Specialist chefs and chefs:

  • Prepare complete meals or specialty foods, such as pastries, sauces, soups, salads, vegetables, and dishes of meat, poultry and fish
  • Create decorative food displays for special events such as banquets, weddings or other gatherings
  • Teach cooks food preparation, cooking, plating, garnishing and presentation
  • Create new recipes and plan menus
  • May supervise cooks and other kitchen staff
  • May order food and kitchen supplies

Work environment

Chefs work in a range of establishments where meals are served to groups, including restaurants, hotels, hospitals and seniors’ homes. They may also work for catering companies, on cruise ships or private yachts, on military bases or in school cafeterias. Some chefs work in private homes or in large food manufacturing plants.

Chefs work full-time, part-time, on contract or on call. The hours may include early mornings, late evenings, weekends and holidays. The work may also be seasonal, especially at resorts. 

The work of a chef primarily takes place in a kitchen, which may be very large or quite small. Some chefs may have an office to do their administration and paperwork. Many large restaurants and institutional kitchens have modern equipment, convenient work areas and air conditioning. Older, smaller locations may have less comfortable work settings.

By law, kitchens must be well-ventilated, appropriately lit and properly equipped with sprinkler systems to protect against fires; however, even a large kitchen can feel crowded and hot during the busiest times of the day. Chefs may need to work in small areas, lift heavy objects, work near hot ovens and grills, and stand for extended periods of time.

Chefs are under constant time pressure and must make sure they follow quality, safety and sanitation guidelines. Safety is key to avoid risks, including slipping, falling, cuts and burns.

Insights from industry

While the terms chef and cook are often both used to describe a chef, industry sources say there is a difference.

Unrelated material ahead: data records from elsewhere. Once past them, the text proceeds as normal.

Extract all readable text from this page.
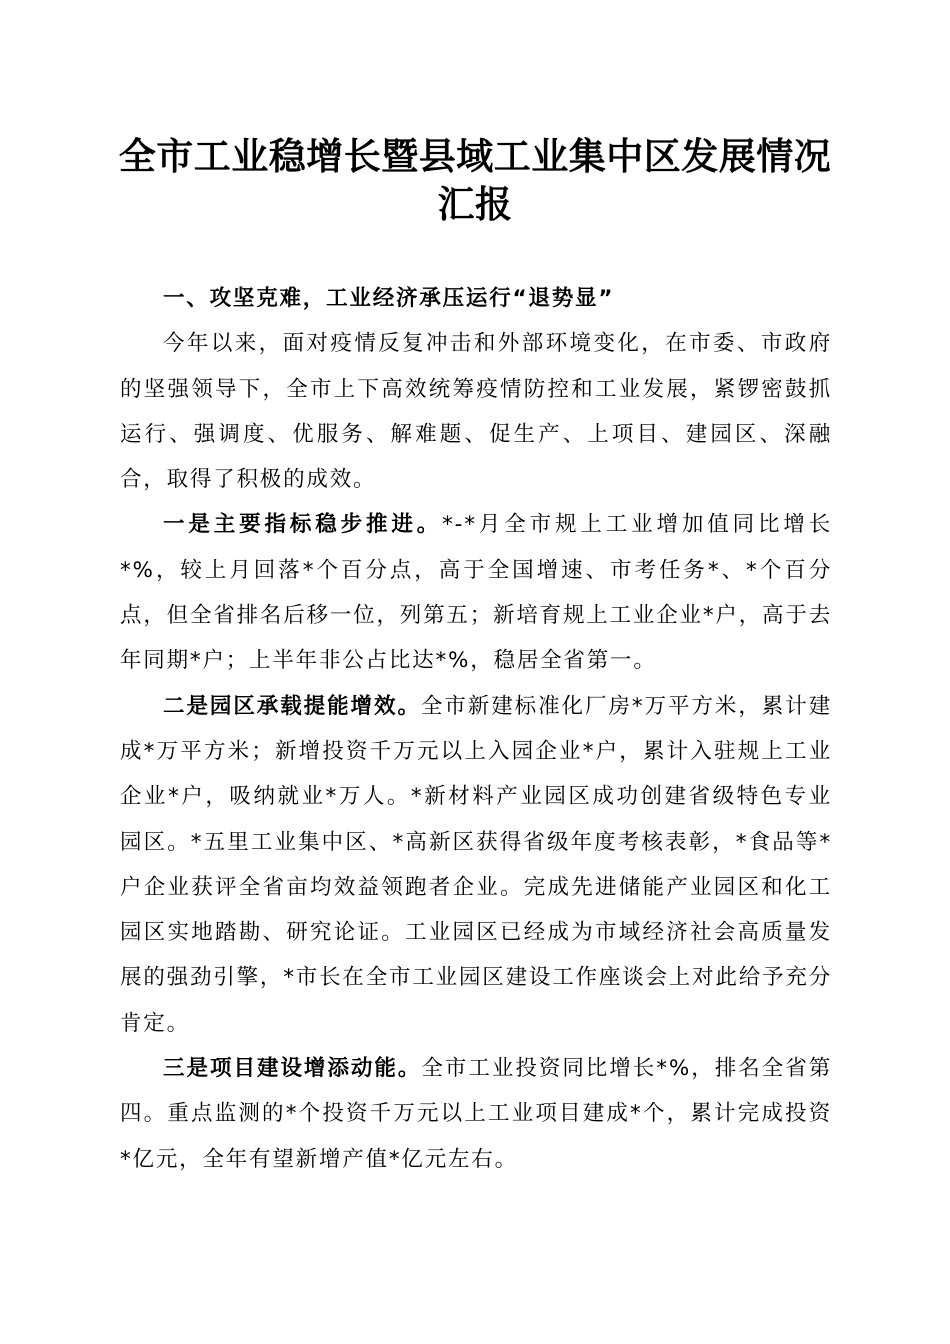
全市工业稳增长暨县域工业集中区发展情况汇报

一、攻坚克难，工业经济承压运行“退势显”

今年以来，面对疫情反复冲击和外部环境变化，在市委、市政府的坚强领导下，全市上下高效统筹疫情防控和工业发展，紧锣密鼓抓运行、强调度、优服务、解难题、促生产、上项目、建园区、深融合，取得了积极的成效。

一是主要指标稳步推进。*-*月全市规上工业增加值同比增长*%，较上月回落*个百分点，高于全国增速、市考任务*、*个百分点，但全省排名后移一位，列第五；新培育规上工业企业*户，高于去年同期*户；上半年非公占比达*%，稳居全省第一。

二是园区承载提能增效。全市新建标准化厂房*万平方米，累计建成*万平方米；新增投资千万元以上入园企业*户，累计入驻规上工业企业*户，吸纳就业*万人。*新材料产业园区成功创建省级特色专业园区。*五里工业集中区、*高新区获得省级年度考核表彰，*食品等*户企业获评全省亩均效益领跑者企业。完成先进储能产业园区和化工园区实地踏勘、研究论证。工业园区已经成为市域经济社会高质量发展的强劲引擎，*市长在全市工业园区建设工作座谈会上对此给予充分肯定。

三是项目建设增添动能。全市工业投资同比增长*%，排名全省第四。重点监测的*个投资千万元以上工业项目建成*个，累计完成投资*亿元，全年有望新增产值*亿元左右。
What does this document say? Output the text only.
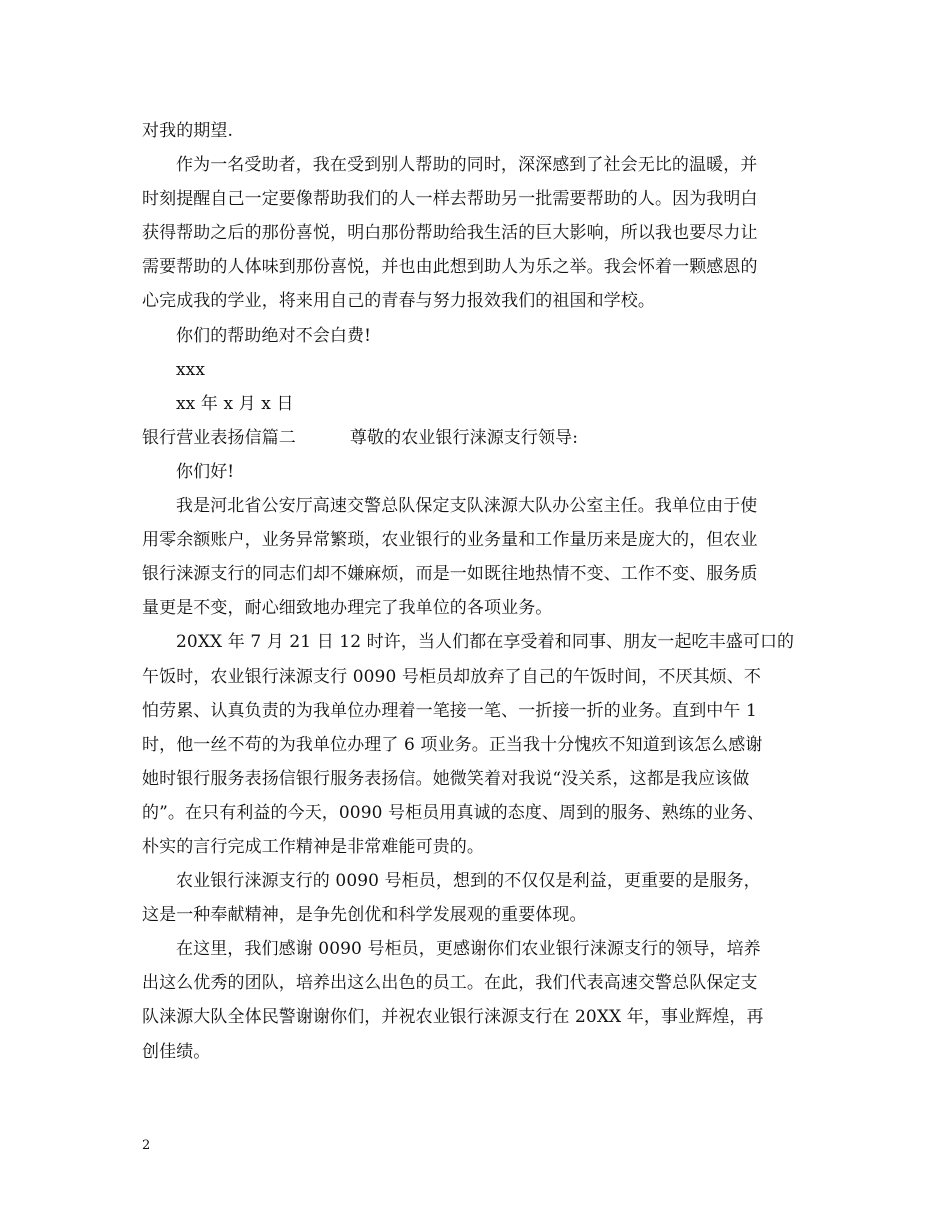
对我的期望.
作为一名受助者，我在受到别人帮助的同时，深深感到了社会无比的温暖，并
时刻提醒自己一定要像帮助我们的人一样去帮助另一批需要帮助的人。因为我明白
获得帮助之后的那份喜悦，明白那份帮助给我生活的巨大影响，所以我也要尽力让
需要帮助的人体味到那份喜悦，并也由此想到助人为乐之举。我会怀着一颗感恩的
心完成我的学业，将来用自己的青春与努力报效我们的祖国和学校。
你们的帮助绝对不会白费!
xxx
xx 年 x 月 x 日
银行营业表扬信篇二	尊敬的农业银行涞源支行领导:
你们好!
我是河北省公安厅高速交警总队保定支队涞源大队办公室主任。我单位由于使
用零余额账户，业务异常繁琐，农业银行的业务量和工作量历来是庞大的，但农业
银行涞源支行的同志们却不嫌麻烦，而是一如既往地热情不变、工作不变、服务质
量更是不变，耐心细致地办理完了我单位的各项业务。
20XX 年 7 月 21 日 12 时许，当人们都在享受着和同事、朋友一起吃丰盛可口的
午饭时，农业银行涞源支行 0090 号柜员却放弃了自己的午饭时间，不厌其烦、不
怕劳累、认真负责的为我单位办理着一笔接一笔、一折接一折的业务。直到中午 1
时，他一丝不苟的为我单位办理了 6 项业务。正当我十分愧疚不知道到该怎么感谢
她时银行服务表扬信银行服务表扬信。她微笑着对我说“没关系，这都是我应该做
的”。在只有利益的今天，0090 号柜员用真诚的态度、周到的服务、熟练的业务、
朴实的言行完成工作精神是非常难能可贵的。
农业银行涞源支行的 0090 号柜员，想到的不仅仅是利益，更重要的是服务，
这是一种奉献精神，是争先创优和科学发展观的重要体现。
在这里，我们感谢 0090 号柜员，更感谢你们农业银行涞源支行的领导，培养
出这么优秀的团队，培养出这么出色的员工。在此，我们代表高速交警总队保定支
队涞源大队全体民警谢谢你们，并祝农业银行涞源支行在 20XX 年，事业辉煌，再
创佳绩。
2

A cook is someone who can put together a meal by following a recipe, whereas a chef uses their formal training to create original dishes. A chef understands flavours and textures and how they go together. They are skilled in complex cooking techniques and can create recipes from scratch using fresh ingredients. A chef is more likely to have a high level of responsibility in the kitchen, which may include deciding what is on the menu. 

Chefs need to stay up to date on new culinary trends and have an idea of what customers are looking for. They need to plan menus months in advance and have a good idea of what will be popular and available. They must understand the cost of specialty items and stay within their budget. They may also need to come up with ideas if a key ingredient becomes unavailable. Since restaurant guests are concerned about how their food is grown or raised, chefs must also stay informed. 

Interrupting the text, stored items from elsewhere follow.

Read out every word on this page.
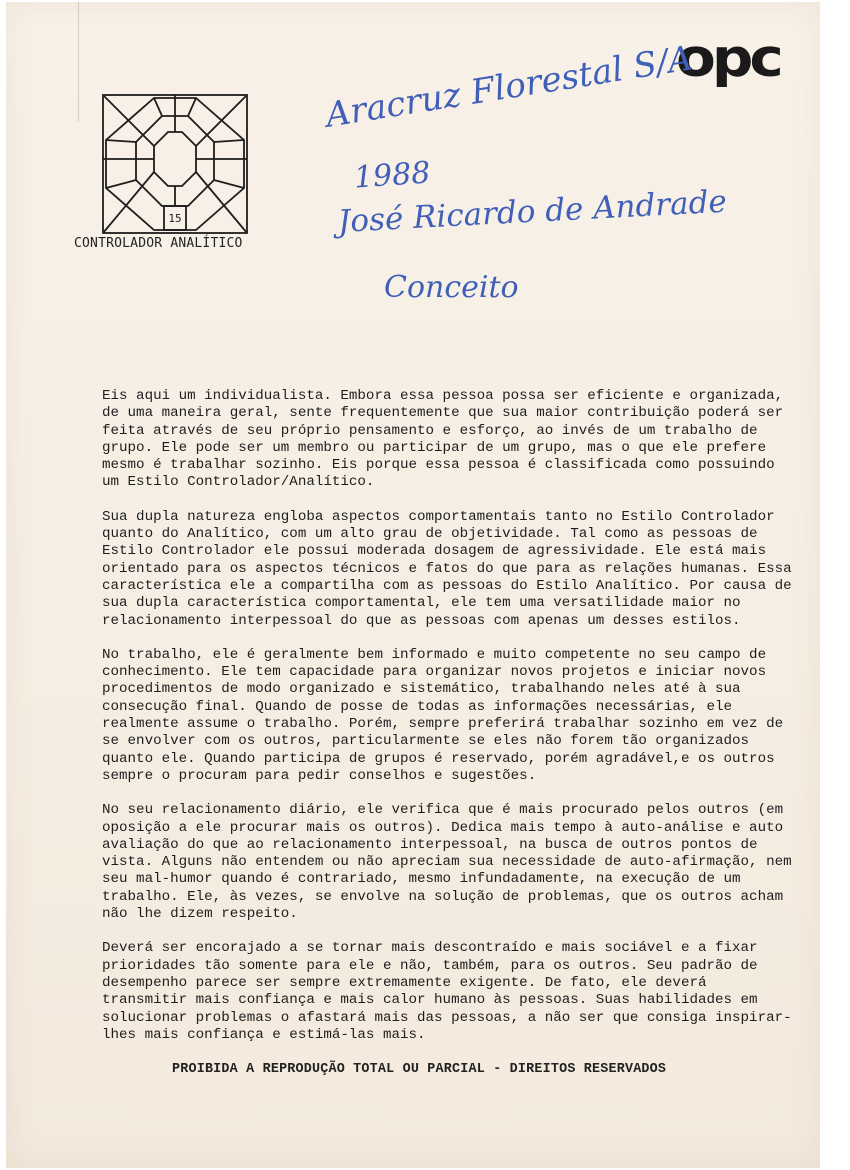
opc
15
CONTROLADOR ANALÍTICO
Aracruz Florestal S/A
1988
José Ricardo de Andrade
Conceito

Eis aqui um individualista. Embora essa pessoa possa ser eficiente e organizada, de uma maneira geral, sente frequentemente que sua maior contribuição poderá ser feita através de seu próprio pensamento e esforço, ao invés de um trabalho de grupo. Ele pode ser um membro ou participar de um grupo, mas o que ele prefere mesmo é trabalhar sozinho. Eis porque essa pessoa é classificada como possuindo um Estilo Controlador/Analítico.

Sua dupla natureza engloba aspectos comportamentais tanto no Estilo Controlador quanto do Analítico, com um alto grau de objetividade. Tal como as pessoas de Estilo Controlador ele possui moderada dosagem de agressividade. Ele está mais orientado para os aspectos técnicos e fatos do que para as relações humanas. Essa característica ele a compartilha com as pessoas do Estilo Analítico. Por causa de sua dupla característica comportamental, ele tem uma versatilidade maior no relacionamento interpessoal do que as pessoas com apenas um desses estilos.

No trabalho, ele é geralmente bem informado e muito competente no seu campo de conhecimento. Ele tem capacidade para organizar novos projetos e iniciar novos procedimentos de modo organizado e sistemático, trabalhando neles até à sua consecução final. Quando de posse de todas as informações necessárias, ele realmente assume o trabalho. Porém, sempre preferirá trabalhar sozinho em vez de se envolver com os outros, particularmente se eles não forem tão organizados quanto ele. Quando participa de grupos é reservado, porém agradável,e os outros sempre o procuram para pedir conselhos e sugestões.

No seu relacionamento diário, ele verifica que é mais procurado pelos outros (em oposição a ele procurar mais os outros). Dedica mais tempo à auto-análise e auto avaliação do que ao relacionamento interpessoal, na busca de outros pontos de vista. Alguns não entendem ou não apreciam sua necessidade de auto-afirmação, nem seu mal-humor quando é contrariado, mesmo infundadamente, na execução de um trabalho. Ele, às vezes, se envolve na solução de problemas, que os outros acham não lhe dizem respeito.

Deverá ser encorajado a se tornar mais descontraído e mais sociável e a fixar prioridades tão somente para ele e não, também, para os outros. Seu padrão de desempenho parece ser sempre extremamente exigente. De fato, ele deverá transmitir mais confiança e mais calor humano às pessoas. Suas habilidades em solucionar problemas o afastará mais das pessoas, a não ser que consiga inspirar-lhes mais confiança e estimá-las mais.

PROIBIDA A REPRODUÇÃO TOTAL OU PARCIAL - DIREITOS RESERVADOS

Negotiation and people skills are important tools for a chef. Building relationships with suppliers is also an asset. Getting specialty ingredients at a reasonable price or having the first pick of popular items is key in this competitive industry.

Maintaining a solid network with other chefs, cooks and kitchen workers is an important part of building a strong career. It creates a collaborative industry where culinary professionals support each other, something industry sources say is critical for the success of the chef and the restaurant. 

Some chefs raise their profile and personal brand through social media, such as Instagram. They create a fan base by showcasing new dishes, specialties and other unique talents.

Career paths and resources

Career paths

With training and experience, sous-chefs may advance to executive chef positions. Similarly, executive chefs may progress to managerial positions in food preparation establishments. A chef may progress from a smaller kitchen to a larger establishment or may specialize in an area such as being a private chef for a high-profile businessperson or celebrity. A chef may also choose to open their own restaurant, appear on or host a cooking show, or write a cookbook.